| Subject: net: Avoid livelock in net_tx_action() on RT |
| From: Steven Rostedt <srostedt@redhat.com> |
| Date: Thu, 06 Oct 2011 10:48:39 -0400 |
| |
| qdisc_lock is taken w/o disabling interrupts or bottom halfs. So code |
| holding a qdisc_lock() can be interrupted and softirqs can run on the |
| return of interrupt in !RT. |
| |
| The spin_trylock() in net_tx_action() makes sure, that the softirq |
| does not deadlock. When the lock can't be acquired q is requeued and |
| the NET_TX softirq is raised. That causes the softirq to run over and |
| over. |
| |
| That works in mainline as do_softirq() has a retry loop limit and |
| leaves the softirq processing in the interrupt return path and |
| schedules ksoftirqd. The task which holds qdisc_lock cannot be |
| preempted, so the lock is released and either ksoftirqd or the next |
| softirq in the return from interrupt path can proceed. Though it's a |
| bit strange to actually run MAX_SOFTIRQ_RESTART (10) loops before it |
| decides to bail out even if it's clear in the first iteration :) |
| |
| On RT all softirq processing is done in a FIFO thread and we don't |
| have a loop limit, so ksoftirqd preempts the lock holder forever and |
| unqueues and requeues until the reset button is hit. |
| |
| Due to the forced threading of ksoftirqd on RT we actually cannot |
| deadlock on qdisc_lock because it's a "sleeping lock". So it's safe to |
| replace the spin_trylock() with a spin_lock().
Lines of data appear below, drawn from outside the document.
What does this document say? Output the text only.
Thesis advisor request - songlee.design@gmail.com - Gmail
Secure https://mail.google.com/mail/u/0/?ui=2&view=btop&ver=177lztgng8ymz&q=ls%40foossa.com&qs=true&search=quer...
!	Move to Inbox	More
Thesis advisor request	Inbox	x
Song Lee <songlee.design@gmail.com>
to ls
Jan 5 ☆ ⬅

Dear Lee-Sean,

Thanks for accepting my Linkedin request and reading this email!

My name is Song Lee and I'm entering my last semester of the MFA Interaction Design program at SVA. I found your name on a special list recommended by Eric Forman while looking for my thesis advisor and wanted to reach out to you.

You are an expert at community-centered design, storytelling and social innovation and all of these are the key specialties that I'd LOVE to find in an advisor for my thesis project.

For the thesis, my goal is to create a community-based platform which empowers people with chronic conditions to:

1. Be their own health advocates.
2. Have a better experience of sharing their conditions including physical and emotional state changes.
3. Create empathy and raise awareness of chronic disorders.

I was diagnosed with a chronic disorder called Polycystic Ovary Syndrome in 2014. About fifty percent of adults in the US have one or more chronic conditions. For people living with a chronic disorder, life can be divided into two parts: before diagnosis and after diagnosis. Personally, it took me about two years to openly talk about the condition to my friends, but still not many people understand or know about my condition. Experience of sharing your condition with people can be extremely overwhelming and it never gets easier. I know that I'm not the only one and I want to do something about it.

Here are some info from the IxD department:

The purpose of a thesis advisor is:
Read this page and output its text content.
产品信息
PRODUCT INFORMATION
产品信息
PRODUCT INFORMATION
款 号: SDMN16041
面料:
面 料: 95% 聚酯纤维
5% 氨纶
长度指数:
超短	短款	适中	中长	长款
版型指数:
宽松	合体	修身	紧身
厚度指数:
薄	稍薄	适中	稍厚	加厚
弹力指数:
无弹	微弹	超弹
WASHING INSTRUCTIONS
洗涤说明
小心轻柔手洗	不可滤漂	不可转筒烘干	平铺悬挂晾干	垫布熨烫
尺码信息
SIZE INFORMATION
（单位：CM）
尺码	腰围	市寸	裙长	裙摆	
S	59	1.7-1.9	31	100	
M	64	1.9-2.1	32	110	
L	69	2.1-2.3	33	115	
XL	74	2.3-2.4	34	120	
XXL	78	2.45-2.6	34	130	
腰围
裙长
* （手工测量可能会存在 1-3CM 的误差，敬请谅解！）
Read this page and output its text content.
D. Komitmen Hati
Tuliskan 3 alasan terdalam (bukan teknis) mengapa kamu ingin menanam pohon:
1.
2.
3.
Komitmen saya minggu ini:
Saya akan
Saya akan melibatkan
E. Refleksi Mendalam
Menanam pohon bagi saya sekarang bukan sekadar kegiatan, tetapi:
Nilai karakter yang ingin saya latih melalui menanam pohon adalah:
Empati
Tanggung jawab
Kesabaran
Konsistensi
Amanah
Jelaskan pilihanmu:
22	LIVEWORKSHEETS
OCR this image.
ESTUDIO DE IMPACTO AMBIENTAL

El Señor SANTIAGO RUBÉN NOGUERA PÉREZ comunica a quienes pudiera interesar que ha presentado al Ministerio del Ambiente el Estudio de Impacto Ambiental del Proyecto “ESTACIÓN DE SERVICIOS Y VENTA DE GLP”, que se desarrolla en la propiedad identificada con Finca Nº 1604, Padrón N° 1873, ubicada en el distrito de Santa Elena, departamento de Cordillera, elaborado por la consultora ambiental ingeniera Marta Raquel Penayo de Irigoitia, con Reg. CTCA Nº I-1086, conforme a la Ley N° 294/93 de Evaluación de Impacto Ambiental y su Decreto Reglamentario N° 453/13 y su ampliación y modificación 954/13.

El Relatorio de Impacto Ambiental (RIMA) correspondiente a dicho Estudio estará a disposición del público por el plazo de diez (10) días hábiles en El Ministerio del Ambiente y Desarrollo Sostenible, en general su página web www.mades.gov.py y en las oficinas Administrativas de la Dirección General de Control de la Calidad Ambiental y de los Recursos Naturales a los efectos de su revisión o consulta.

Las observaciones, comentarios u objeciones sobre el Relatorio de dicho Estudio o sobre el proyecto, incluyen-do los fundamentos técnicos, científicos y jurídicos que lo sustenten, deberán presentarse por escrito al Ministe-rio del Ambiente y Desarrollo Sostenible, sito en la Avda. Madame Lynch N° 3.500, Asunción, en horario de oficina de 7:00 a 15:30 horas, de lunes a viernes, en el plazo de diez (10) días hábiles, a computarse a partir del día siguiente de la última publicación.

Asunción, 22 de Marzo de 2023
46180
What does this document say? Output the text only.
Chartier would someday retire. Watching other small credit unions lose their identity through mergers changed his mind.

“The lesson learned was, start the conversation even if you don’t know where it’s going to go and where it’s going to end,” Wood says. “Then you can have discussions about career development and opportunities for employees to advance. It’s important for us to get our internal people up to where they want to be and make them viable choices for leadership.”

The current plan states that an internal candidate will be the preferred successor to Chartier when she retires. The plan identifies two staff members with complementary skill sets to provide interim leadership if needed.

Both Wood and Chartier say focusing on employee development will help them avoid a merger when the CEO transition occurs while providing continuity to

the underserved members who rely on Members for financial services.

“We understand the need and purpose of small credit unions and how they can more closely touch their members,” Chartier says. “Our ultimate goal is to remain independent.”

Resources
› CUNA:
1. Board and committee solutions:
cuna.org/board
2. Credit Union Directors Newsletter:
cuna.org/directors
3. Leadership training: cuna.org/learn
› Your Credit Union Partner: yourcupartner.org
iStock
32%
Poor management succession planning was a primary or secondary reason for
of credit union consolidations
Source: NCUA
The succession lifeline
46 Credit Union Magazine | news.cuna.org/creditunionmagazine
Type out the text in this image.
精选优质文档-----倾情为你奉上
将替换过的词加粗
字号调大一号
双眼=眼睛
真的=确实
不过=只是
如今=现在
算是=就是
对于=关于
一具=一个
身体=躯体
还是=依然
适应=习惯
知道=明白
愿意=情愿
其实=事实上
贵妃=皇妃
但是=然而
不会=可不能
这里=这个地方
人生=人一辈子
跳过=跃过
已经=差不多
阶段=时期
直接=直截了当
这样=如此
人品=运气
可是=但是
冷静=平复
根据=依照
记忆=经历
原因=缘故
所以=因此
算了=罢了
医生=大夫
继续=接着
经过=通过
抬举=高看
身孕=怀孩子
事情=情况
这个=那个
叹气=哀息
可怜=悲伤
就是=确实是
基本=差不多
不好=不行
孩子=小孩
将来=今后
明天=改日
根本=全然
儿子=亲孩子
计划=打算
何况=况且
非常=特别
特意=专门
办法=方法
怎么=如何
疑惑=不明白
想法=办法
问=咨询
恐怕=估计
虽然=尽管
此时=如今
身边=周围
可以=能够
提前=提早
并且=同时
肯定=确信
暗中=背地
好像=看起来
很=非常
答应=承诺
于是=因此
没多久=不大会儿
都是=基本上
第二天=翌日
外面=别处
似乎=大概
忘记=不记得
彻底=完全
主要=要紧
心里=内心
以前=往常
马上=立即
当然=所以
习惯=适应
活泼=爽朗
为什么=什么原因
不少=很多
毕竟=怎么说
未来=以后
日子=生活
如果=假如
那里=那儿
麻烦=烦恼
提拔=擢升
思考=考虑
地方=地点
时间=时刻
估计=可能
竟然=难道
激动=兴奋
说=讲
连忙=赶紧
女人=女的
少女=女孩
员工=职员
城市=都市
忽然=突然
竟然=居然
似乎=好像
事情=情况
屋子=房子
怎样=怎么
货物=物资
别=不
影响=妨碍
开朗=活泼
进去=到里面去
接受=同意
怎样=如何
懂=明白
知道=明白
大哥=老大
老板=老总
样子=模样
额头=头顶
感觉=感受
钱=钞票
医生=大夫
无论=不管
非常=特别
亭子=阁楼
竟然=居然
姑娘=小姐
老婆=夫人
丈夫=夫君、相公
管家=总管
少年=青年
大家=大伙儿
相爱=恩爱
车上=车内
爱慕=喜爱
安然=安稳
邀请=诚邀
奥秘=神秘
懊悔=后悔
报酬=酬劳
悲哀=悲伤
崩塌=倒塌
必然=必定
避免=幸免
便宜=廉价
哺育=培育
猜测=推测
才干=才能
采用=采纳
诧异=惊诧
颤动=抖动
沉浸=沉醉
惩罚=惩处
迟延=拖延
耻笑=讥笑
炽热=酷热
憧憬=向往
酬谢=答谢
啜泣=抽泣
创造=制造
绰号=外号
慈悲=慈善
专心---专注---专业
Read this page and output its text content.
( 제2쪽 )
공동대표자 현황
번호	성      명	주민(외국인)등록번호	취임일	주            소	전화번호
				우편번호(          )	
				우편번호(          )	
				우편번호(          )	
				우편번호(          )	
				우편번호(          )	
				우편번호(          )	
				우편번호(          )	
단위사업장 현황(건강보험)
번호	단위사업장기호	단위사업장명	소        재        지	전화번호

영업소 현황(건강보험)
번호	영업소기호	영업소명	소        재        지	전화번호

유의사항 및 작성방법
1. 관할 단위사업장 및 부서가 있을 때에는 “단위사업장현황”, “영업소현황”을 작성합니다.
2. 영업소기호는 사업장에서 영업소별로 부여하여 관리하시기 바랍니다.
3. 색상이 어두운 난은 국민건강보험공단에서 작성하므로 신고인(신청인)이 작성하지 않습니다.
When contended, |
| ksoftirqd is scheduled out and the lock holder can proceed. |
| |
| [ tglx: Massaged changelog and code comments ] |
| |
| Solved-by: Thomas Gleixner <tglx@linuxtronix.de> |
| Signed-off-by: Steven Rostedt <rostedt@goodmis.org> |
| Tested-by: Carsten Emde <cbe@osadl.org> |
| Cc: Clark Williams <williams@redhat.com> |
| Cc: John Kacur <jkacur@redhat.com> |
| Cc: Luis Claudio R. Goncalves <lclaudio@redhat.com> |
| Signed-off-by: Thomas Gleixner <tglx@linutronix.de> |
| |
| --- |
| net/core/dev.c | 32 +++++++++++++++++++++++++++++++- |
| 1 file changed, 31 insertions(+), 1 deletion(-) |
| |
| --- a/net/core/dev.c |
| +++ b/net/core/dev.c |
| @@ -3128,6 +3128,36 @@ int netif_rx_ni(struct sk_buff *skb) |
| } |
| EXPORT_SYMBOL(netif_rx_ni); |
| |
| +#ifdef CONFIG_PREEMPT_RT_FULL |
| +/* |
| + * RT runs ksoftirqd as a real time thread and the root_lock is a |
| + * "sleeping spinlock". If the trylock fails then we can go into an |
| + * infinite loop when ksoftirqd preempted the task which actually |
| + * holds the lock, because we requeue q and raise NET_TX softirq |
| + * causing ksoftirqd to loop forever. |
| + * |
| + * It's safe to use spin_lock on RT here as softirqs run in thread |
| + * context and cannot deadlock against the thread which is holding |
| + * root_lock. |
| + * |
| + * On !RT the trylock might fail, but there we bail out from the |
| + * softirq loop after 10 attempts which we can't do on RT. And the |
| + * task holding root_lock cannot be preempted, so the only downside of |
| + * that trylock is that we need 10 loops to decide that we should have |
| + * given up in the first one :) |
| + */ |
| +static inline int take_root_lock(spinlock_t *lock) |
| +{ |
| + spin_lock(lock); |
| + return 1; |
| +} |
| +#else |
| +static inline int take_root_lock(spinlock_t *lock) |
| +{ |
| + return spin_trylock(lock); |
| +} |
| +#endif |
| + |
| static void net_tx_action(struct softirq_action *h) |
| { |
| struct softnet_data *sd = &__get_cpu_var(softnet_data); |
| @@ -3166,7 +3196,7 @@ static void net_tx_action(struct softirq |
| head = head->next_sched; |
| |
| root_lock = qdisc_lock(q); |
| - if (spin_trylock(root_lock)) { |
| + if (take_root_lock(root_lock)) { |
| smp_mb__before_clear_bit(); |
| clear_bit(__QDISC_STATE_SCHED, |
| &q->state); |